The most lamentable was yet another All Parties Conference held after our politicians walked over the carcasses of many APCs past. This one was to involve one another in negotiating with the Tehreek-e-Taliban Pakistan and to rightly create the perception that they gave ‘peace a chance’. I’m all for giving peace a chance provided it doesn’t mean, ‘give terrorists a chance’.
Peace doesn’t stand a chance when you look at our objectives and the terrorists’ objectives. Our objective is to end terrorism. Their objectives are to take over the state, impose on it their own version of Sharia that is at great variance to God’s Islam (which means peace) and get Shias declared non-Muslims. They cannot give us an iota and, hopefully, we cannot pander to their demands a jot. But with our rulers you never can tell. That the terrorists are not interested in talks was made evidently clear by their nonsensical terms and four terrorist attacks that followed, one of which killed a serving major general, a colonel and a non-commissioned officer.
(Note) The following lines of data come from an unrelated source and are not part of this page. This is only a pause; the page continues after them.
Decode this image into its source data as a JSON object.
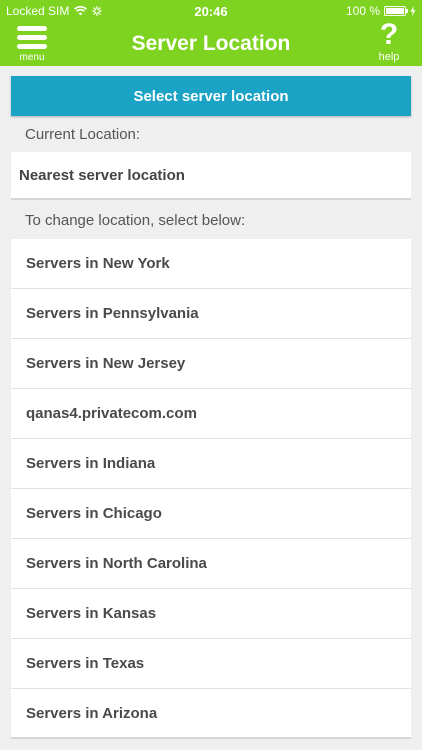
{
  "status_bar": {
    "carrier": "Locked SIM",
    "time": "20:46",
    "battery_text": "100 %",
    "battery_level": 1.0
  },
  "header": {
    "title": "Server Location",
    "menu_label": "menu",
    "help_symbol": "?",
    "help_label": "help",
    "background_color": "#7ed321"
  },
  "select_button": {
    "label": "Select server location",
    "color": "#1ba3c6"
  },
  "current": {
    "heading": "Current Location:",
    "value": "Nearest server location"
  },
  "change_heading": "To change location, select below:",
  "servers": [
    "Servers in New York",
    "Servers in Pennsylvania",
    "Servers in New Jersey",
    "qanas4.privatecom.com",
    "Servers in Indiana",
    "Servers in Chicago",
    "Servers in North Carolina",
    "Servers in Kansas",
    "Servers in Texas",
    "Servers in Arizona"
  ]
}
Where is the meeting ground?
This week is still too early to write about this. We have asked the Saudi king to mediate and bring the TTP to the negotiating table, thus publicly acknowledging that our Saudi ‘brothers’ are the terrorists’ patrons. Next week.
The writer is a political analyst. He can be contacted at [email protected]
Humayun, you are a gem of a writer. That bit about the 'patronage' is amazing.
Humayun sahib, with such thoughts and such people like yourselves around, one wonders where di we go wrong. Is it our failing as people or your failing as public intellectuals not to have been active enough and willing enough to come forward and lead? I'd like some explanation from you, sir! This is not an insult but an appeal to enlighten me.